I did eventually find some lesbian friends. I didn’t know they were lesbians, though, until much later. I thought that laughing about tits and hugging in tears was all quite normal for jock girlfriends. There were no lesbians in those days. There were old maids and tomboys. I qualified as a tomboy because I had no boyfriend. My brother had convinced me that I was an ugly scab. In grade eight, when I finally started to grow, I became a jock because boys weren’t an option for me. I hung out with other jock girlfriends. Some of them had boyfriends, but there were lots of us who didn’t.

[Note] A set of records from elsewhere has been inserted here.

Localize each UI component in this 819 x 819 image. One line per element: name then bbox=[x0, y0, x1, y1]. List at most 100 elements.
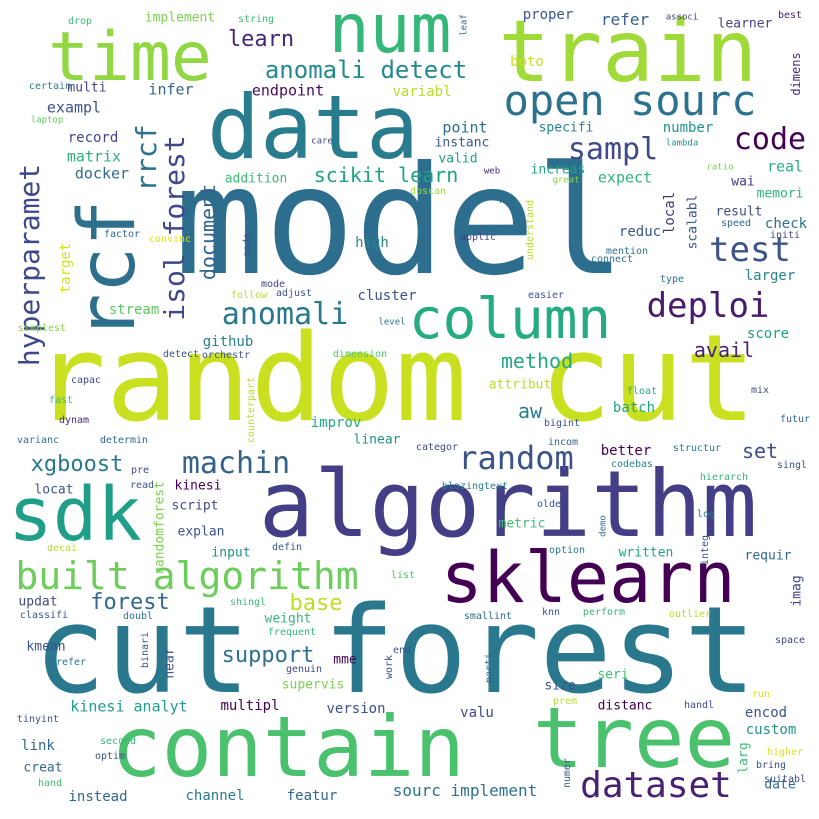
word-linear: linear bbox=[353, 432, 401, 448]
word-second: second bbox=[99, 736, 137, 747]
word-boto: boto bbox=[510, 54, 544, 70]
word-kinesi: kinesi bbox=[174, 478, 222, 494]
word-machin: machin bbox=[181, 446, 291, 481]
word-valid: valid bbox=[438, 151, 478, 167]
word-initi: initi bbox=[769, 230, 801, 241]
word-scikit-learn: scikit learn bbox=[313, 163, 459, 187]
word-sklearn: sklearn bbox=[440, 537, 736, 619]
word-hand: hand bbox=[37, 778, 63, 789]
word-metric: metric bbox=[498, 516, 546, 532]
word-valu: valu bbox=[460, 705, 494, 721]
word-prefer: prefer bbox=[49, 657, 87, 668]
word-instanc: instanc bbox=[434, 135, 490, 151]
word-space: space bbox=[774, 635, 806, 646]
word-dynam: dynam bbox=[58, 415, 90, 426]
word-associ: associ bbox=[665, 12, 699, 23]
word-speed: speed bbox=[720, 218, 752, 229]
word-convinc: convinc bbox=[148, 234, 192, 245]
word-leaf: leaf bbox=[459, 14, 470, 36]
word-dimension: dimension bbox=[332, 349, 388, 360]
word-tinyint: tinyint bbox=[16, 714, 60, 725]
word-fast: fast bbox=[48, 395, 74, 406]
word-incom: incom bbox=[547, 437, 579, 448]
word-capac: capac bbox=[70, 375, 102, 386]
word-random-cut: random cut bbox=[33, 310, 757, 449]
word-updat: updat bbox=[18, 594, 58, 610]
word-improv: improv bbox=[310, 415, 362, 431]
word-scalabl: scalabl bbox=[685, 194, 701, 250]
word-anomali-detect: anomali detect bbox=[264, 56, 468, 84]
word-larger: larger bbox=[744, 268, 796, 284]
word-mme: mme bbox=[333, 652, 357, 668]
word-float: float bbox=[626, 386, 658, 397]
word-certain: certain bbox=[28, 81, 72, 92]
word-learner: learner bbox=[717, 16, 773, 32]
word-base: base bbox=[289, 591, 343, 616]
word-suitabl: suitabl bbox=[763, 774, 807, 785]
word-script: script bbox=[171, 498, 219, 514]
word-real: real bbox=[766, 157, 804, 176]
word-parti: parti bbox=[484, 652, 495, 684]
word-sourc-implement: sourc implement bbox=[392, 781, 538, 800]
word-categor: categor bbox=[415, 442, 459, 453]
word-end: end bbox=[392, 645, 412, 656]
word-read: read bbox=[129, 480, 155, 491]
word-time: time bbox=[48, 18, 212, 97]
word-memori: memori bbox=[756, 186, 804, 202]
word-forest: forest bbox=[90, 590, 170, 615]
word-lambda: lambda bbox=[665, 138, 699, 149]
word-genuin: genuin bbox=[285, 664, 323, 675]
word-random: random bbox=[458, 439, 574, 477]
word-isol-forest: isol forest bbox=[158, 135, 191, 321]
word-github: github bbox=[202, 334, 254, 350]
word-simplest: simplest bbox=[17, 323, 67, 334]
word-list: list bbox=[390, 570, 416, 581]
word-mention: mention bbox=[605, 246, 649, 257]
word-score: score bbox=[746, 326, 790, 342]
word-locat: locat bbox=[34, 482, 74, 498]
word-easier: easier bbox=[527, 290, 565, 301]
word-num: num bbox=[328, 0, 452, 69]
word-cut-forest: cut forest bbox=[33, 582, 757, 721]
word-test: test bbox=[709, 230, 791, 270]
word-factor: factor bbox=[103, 229, 141, 240]
word-work: work bbox=[384, 654, 395, 680]
word-hot: hot bbox=[498, 195, 518, 206]
word-model: model bbox=[174, 135, 626, 309]
word-hyperparamet: hyperparamet bbox=[13, 163, 46, 367]
word-codebas: codebas bbox=[610, 459, 654, 470]
word-distanc: distanc bbox=[597, 698, 653, 714]
word-perform: perform bbox=[582, 607, 626, 618]
word-numer: numer bbox=[562, 757, 573, 789]
word-connect: connect bbox=[590, 254, 634, 265]
word-rcf: rcf bbox=[63, 199, 153, 341]
word-instead: instead bbox=[68, 789, 128, 805]
word-deploi: deploi bbox=[646, 286, 770, 326]
word-featur: featur bbox=[286, 788, 338, 804]
word-stream: stream bbox=[108, 302, 160, 318]
word-classifi: classifi bbox=[19, 610, 69, 621]
word-link: link bbox=[21, 738, 55, 754]
word-pre: pre bbox=[130, 465, 150, 476]
word-understand: understand bbox=[525, 199, 536, 261]
word-size: size bbox=[544, 678, 576, 694]
word-high: high bbox=[355, 235, 389, 251]
word-train: train bbox=[498, 2, 758, 102]
word-imag: imag bbox=[789, 575, 805, 607]
word-smallint: smallint bbox=[463, 611, 513, 622]
word-decai: decai bbox=[46, 543, 78, 554]
word-kinesi-analyt: kinesi analyt bbox=[70, 697, 188, 716]
word-cluster: cluster bbox=[357, 288, 417, 304]
word-prem: prem bbox=[552, 696, 578, 707]
word-best: best bbox=[777, 10, 803, 21]
word-larg: larg bbox=[736, 742, 752, 774]
word-learn: learn bbox=[227, 27, 295, 52]
word-demo: demo bbox=[598, 515, 609, 537]
word-reduc: reduc bbox=[618, 224, 662, 240]
word-node: node bbox=[242, 232, 253, 258]
word-defin: defin bbox=[271, 542, 303, 553]
word-support: support bbox=[221, 643, 315, 668]
word-multi: multi bbox=[67, 80, 107, 96]
word-matrix: matrix bbox=[66, 147, 122, 166]
word-document: document bbox=[196, 183, 220, 281]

My first drinking experience took place with a gang of my sports friends. I was in basketball, volleyball, track, fastball, tetherball, all of it. This was my world. My high school was located just outside the edge of my neighourhood and I was living it all. We somehow aquired a six pack of Standard Lager and went to Barb’s house, way out of Shaughnessy Heights, past Redwood in one of those really old houses that were scrunched together, before you hit Mountain. After we had drunk some beer, Barb went ballistic and started going on that there was no God and that men were weasels. And the other girls were all with her and I was trying to convince her that God was good, but I simply lost the battle. I puked and somehow got home. The next day I realized that they were lesbians, lezzies, they were called back then. It didn’t matter to me. I was very upset about her loss of belief in God and not at all upset about their gayness. After that I easily recognized my gay friends. But it was never mentioned. There was no phobia about it.

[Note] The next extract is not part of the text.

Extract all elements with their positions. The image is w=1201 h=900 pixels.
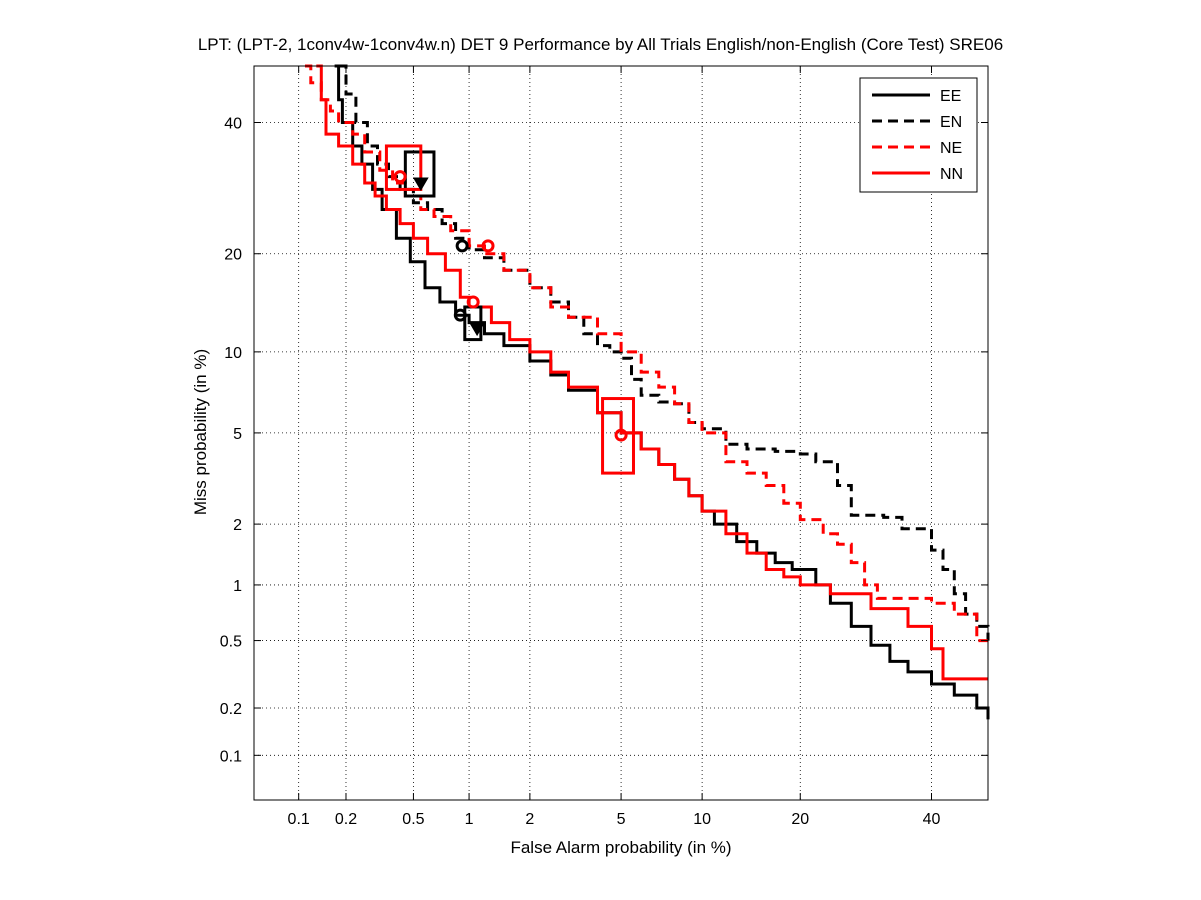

Several years later when I was back in Shaughnessy Heights visiting my folks, showing off my first born, I found out that Sharon, my summer camp friend from the West End, was living just a half block away in one of the slab homes. This was the friend, who was so interested in testing which girl’s breast could hold a pencil or a hair roller or a soup can beneath it. Needless to say, mine held nothing. There was no droop whatsoever. What an athlete Sharon had been, right up to the university level, until she buggered up her pinky in a motorcycle accident. They fused it in the tea-cup position. I guess you can’t make set-shots with a fused pinky.

I wandered up to the house where she was staying, knocked, and entered right into the front room. There were no front hallways in slab homes. I sat on the chesterfield and they called from the back hall to say they’d be right there. Out came two young heavy-breasted women, my age, wearing only t-shirts and panties, and they were very giddy. They had come right out of the closet and into my face.

“You are married?” Sharon asked. “Why?” I admitted I wasn’t sure why, just that it seemed like time. They made me feel the fool for my choices.


I found Sharon one more time after that. We met for a drink in Osborne Village. She was a computer programmer. Today I can’t find her anywhere. Not on Facebook. Not on Google. I do miss her. My favourite memory of Sharon involved an incident that happened back in our wartime house. My parents had left us alone for the weekend, so it was time for the party. Sharon came over in the midst of it and my brother’s friend, Bob, drunk out of his mind, tried to seduce her at the bottom of the stairs. In a wartime house, the stairs go up on a corner making the bottom almost like a chaise longue. She was just around the corner hugging the banister and sitting on step five, and he was sprawled at her feet, mumbling lovely enticements to her. She was loving it.

“He’s sucking my toe! He’s sucking my toe!” She reminded me of the toe-sucking moment when I visited her and her girlfriend that day. It meant a lot to her.

2 comments:

Callipygian Lass said...

Remember Femmedia? I didn't know that there were lesbians in the group until I had moved away from Brandon. Weird, eh? In the end, it was Chris who inadvertently let the cats outta the bag. He thought I was crazy.

Nancy-Ellen McLennan said...

Sure! Most women aren't wierded out by gay women. Homophobia seems to me more of a male malady. Do you agree?